At the same time, analysis of the bones of both children showed that they ate well. Their diet included a lot of animal protein.

“The boys were being prepared for a role in society. We do not know what caused the skull deformation. It may have been a sign of belonging to the elite. So it could have been a certain beauty standard achieved by artificial deformation. For example, by putting on leather headbands. There are no changes on the bones that would indicate frequent activities, such as archery, because the boys are too young. But we know from various accounts that little boys learned to shoot with a bow very early”, Szczepanek explained.

The researcher admitted that there could be several scenarios for burying the boys in one place.

“There is a message behind it that we want to decipher. How these prehistoric communities lived, how they interacted with each other”, she said.

Scientists do not know how strong the relations were between the Hun and European communities in the lands of today’s Poland in the 5th century. They say that the Huns initiated a process of strong changes and population movements that led to the fall of the Roman Empire – “they initiated an ethnic cauldron”.

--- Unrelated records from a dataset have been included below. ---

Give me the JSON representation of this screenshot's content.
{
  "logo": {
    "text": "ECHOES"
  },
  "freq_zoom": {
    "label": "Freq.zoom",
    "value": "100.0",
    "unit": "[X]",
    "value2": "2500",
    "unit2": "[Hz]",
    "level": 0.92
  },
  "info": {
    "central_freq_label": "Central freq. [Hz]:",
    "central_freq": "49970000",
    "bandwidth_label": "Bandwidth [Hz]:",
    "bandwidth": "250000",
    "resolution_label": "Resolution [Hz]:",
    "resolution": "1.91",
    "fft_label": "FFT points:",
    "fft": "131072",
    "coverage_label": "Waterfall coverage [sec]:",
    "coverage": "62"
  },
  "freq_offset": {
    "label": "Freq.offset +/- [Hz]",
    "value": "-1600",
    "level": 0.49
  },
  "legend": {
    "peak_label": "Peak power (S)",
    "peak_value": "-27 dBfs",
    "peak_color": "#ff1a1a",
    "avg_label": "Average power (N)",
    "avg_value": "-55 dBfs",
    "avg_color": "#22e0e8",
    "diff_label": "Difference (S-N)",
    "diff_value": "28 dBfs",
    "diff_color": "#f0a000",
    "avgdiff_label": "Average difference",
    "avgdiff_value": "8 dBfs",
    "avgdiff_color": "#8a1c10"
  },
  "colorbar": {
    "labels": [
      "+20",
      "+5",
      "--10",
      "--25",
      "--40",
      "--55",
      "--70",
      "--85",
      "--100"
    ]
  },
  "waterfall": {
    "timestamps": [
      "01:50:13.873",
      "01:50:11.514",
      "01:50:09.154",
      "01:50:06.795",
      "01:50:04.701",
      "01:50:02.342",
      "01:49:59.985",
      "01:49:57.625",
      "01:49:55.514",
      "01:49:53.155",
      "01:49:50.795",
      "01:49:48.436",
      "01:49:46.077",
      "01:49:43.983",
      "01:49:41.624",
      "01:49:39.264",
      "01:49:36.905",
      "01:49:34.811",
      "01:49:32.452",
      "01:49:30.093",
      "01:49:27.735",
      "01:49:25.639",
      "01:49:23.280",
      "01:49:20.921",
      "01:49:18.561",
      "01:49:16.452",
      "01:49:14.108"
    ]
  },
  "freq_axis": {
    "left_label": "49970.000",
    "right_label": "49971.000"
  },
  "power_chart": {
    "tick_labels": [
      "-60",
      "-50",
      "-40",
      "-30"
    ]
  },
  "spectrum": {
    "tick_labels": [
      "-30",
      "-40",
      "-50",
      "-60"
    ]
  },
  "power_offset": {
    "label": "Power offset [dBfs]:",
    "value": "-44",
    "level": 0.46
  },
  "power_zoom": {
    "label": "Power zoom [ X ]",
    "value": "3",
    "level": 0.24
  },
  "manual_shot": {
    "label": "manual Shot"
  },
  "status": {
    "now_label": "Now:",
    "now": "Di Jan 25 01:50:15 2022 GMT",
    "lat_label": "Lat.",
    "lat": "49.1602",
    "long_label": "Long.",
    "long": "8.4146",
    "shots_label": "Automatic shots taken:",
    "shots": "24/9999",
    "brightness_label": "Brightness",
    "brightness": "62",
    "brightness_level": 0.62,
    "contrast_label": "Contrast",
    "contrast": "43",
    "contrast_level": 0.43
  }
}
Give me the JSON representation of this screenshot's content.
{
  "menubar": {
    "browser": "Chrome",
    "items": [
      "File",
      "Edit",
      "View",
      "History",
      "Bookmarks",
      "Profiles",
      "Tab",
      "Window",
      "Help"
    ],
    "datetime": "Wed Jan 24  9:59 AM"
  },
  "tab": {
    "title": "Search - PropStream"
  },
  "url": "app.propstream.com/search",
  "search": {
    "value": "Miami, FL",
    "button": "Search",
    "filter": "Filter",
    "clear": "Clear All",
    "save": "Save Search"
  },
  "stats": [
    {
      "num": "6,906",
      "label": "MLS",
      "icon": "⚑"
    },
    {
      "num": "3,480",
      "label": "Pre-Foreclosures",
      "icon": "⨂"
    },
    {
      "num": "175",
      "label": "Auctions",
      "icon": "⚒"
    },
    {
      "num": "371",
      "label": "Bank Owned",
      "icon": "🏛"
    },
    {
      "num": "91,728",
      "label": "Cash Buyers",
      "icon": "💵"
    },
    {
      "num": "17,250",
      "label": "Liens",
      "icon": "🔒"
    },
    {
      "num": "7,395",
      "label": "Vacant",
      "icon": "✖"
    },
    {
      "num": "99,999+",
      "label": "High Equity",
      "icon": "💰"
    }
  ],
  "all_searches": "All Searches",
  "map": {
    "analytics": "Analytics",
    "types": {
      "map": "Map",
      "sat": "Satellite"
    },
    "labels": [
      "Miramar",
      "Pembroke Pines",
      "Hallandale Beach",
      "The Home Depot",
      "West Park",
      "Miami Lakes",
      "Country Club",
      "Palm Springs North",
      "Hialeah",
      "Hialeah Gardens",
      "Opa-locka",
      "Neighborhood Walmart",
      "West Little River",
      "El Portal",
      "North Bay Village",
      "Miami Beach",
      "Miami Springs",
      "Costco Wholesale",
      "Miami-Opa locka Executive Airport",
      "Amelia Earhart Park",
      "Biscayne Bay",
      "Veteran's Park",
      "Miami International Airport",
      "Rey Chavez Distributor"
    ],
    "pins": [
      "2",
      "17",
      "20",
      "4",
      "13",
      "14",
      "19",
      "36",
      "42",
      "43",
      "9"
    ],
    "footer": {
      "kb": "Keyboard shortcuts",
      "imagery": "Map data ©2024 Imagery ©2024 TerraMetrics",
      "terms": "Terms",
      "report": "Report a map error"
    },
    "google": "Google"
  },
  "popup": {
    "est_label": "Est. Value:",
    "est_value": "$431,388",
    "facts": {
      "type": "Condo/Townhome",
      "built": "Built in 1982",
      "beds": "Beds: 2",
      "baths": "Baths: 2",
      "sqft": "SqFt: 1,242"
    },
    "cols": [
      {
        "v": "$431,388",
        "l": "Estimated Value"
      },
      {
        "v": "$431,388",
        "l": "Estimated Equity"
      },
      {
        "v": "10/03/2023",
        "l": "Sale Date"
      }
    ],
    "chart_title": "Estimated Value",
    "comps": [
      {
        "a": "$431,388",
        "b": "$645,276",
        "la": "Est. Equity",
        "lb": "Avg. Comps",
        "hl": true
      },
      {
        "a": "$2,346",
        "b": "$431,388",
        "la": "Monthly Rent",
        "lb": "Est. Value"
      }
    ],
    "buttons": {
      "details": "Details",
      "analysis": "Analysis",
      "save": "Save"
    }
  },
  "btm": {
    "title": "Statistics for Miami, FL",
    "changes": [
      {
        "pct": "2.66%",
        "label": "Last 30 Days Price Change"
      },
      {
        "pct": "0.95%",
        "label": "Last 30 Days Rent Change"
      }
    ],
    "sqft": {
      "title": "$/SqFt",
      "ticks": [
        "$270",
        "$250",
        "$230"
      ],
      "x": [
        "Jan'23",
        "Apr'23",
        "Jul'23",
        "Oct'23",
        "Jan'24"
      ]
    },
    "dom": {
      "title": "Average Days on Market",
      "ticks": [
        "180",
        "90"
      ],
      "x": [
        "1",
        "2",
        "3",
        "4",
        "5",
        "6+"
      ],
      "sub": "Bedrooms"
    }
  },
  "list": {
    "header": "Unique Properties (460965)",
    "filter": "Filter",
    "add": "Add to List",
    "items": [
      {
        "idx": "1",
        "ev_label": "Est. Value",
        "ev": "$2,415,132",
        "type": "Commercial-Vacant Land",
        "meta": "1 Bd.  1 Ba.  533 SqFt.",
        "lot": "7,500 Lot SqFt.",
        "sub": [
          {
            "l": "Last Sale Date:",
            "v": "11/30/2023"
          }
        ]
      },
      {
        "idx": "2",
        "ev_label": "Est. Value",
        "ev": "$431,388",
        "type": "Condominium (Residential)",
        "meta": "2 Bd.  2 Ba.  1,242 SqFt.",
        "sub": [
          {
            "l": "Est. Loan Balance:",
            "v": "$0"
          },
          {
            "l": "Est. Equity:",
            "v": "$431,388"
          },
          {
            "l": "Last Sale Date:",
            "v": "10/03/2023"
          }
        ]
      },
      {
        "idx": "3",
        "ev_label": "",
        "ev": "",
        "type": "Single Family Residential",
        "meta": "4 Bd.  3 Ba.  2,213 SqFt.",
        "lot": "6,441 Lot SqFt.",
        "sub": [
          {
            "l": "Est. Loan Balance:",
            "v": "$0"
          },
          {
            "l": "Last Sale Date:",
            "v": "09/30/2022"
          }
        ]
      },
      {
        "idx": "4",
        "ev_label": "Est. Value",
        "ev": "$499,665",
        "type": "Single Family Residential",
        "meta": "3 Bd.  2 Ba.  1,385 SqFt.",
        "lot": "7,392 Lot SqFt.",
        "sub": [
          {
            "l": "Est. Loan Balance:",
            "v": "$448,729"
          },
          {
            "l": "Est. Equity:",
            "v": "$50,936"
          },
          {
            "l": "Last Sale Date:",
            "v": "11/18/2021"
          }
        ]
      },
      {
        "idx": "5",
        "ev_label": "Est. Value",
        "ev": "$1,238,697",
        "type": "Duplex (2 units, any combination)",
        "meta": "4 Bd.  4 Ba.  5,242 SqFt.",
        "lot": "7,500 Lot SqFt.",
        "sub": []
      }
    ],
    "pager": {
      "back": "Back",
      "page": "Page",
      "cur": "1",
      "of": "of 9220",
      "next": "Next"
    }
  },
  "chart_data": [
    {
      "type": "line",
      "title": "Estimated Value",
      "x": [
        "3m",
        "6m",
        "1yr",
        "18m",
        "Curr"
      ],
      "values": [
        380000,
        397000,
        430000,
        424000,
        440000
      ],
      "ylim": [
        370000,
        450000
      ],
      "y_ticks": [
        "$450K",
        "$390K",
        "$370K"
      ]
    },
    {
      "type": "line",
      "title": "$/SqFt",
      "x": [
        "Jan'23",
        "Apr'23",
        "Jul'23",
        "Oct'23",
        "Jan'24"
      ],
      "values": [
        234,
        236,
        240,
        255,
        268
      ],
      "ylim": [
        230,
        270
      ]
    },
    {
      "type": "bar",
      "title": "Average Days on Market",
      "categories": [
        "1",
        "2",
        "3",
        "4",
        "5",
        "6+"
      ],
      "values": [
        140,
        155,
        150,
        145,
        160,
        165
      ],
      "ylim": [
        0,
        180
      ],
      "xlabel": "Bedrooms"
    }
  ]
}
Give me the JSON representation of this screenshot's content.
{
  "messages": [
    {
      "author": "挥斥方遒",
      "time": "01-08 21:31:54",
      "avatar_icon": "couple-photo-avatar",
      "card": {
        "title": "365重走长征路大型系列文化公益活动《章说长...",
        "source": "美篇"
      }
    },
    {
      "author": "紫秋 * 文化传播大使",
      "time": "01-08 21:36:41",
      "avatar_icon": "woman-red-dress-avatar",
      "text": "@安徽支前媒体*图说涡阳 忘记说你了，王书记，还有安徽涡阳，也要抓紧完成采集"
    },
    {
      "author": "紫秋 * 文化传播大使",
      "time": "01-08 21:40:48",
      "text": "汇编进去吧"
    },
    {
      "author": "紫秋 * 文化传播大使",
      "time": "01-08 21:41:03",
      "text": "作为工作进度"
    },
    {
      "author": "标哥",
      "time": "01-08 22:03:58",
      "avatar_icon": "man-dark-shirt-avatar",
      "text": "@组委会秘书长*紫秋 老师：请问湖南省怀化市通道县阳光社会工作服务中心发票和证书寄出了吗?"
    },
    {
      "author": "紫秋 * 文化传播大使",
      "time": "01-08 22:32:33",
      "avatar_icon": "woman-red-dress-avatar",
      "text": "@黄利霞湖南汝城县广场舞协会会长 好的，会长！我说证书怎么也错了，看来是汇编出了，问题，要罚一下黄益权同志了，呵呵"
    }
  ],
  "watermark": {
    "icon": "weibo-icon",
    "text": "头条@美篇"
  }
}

“What do we know about the Huns? The first associations concern invasion and cruelty. The Hun is a monster. This, of course, comes from ancient records, where the terrifying appearance of the Huns was emphasised. We are now wondering what it looked like in the lands of today’s Poland. Perhaps the Huns entered our community quite gently, because these lands were not part of the Roman Empire. Nomadic peoples either destroy everything and approach the area they enter in a predatory manner, or they start to think about cooperation with the local community. That included looking for a partner from among the conquered people”, Szczepanek said.

Scientists collected and sequenced genes from the skeletons of the deceased and compared them with available genetic material. The genes have been deposited in the genetic database and will be compared with subsequent materials obtained from other graves in Europe.

Microbiological analysis of the dog’s remains is currently underway. “We are interested in zoonoses of that period. We want to find out whether these animals were carriers of any pathogens that were then transferred to humans”, Szczepanek said.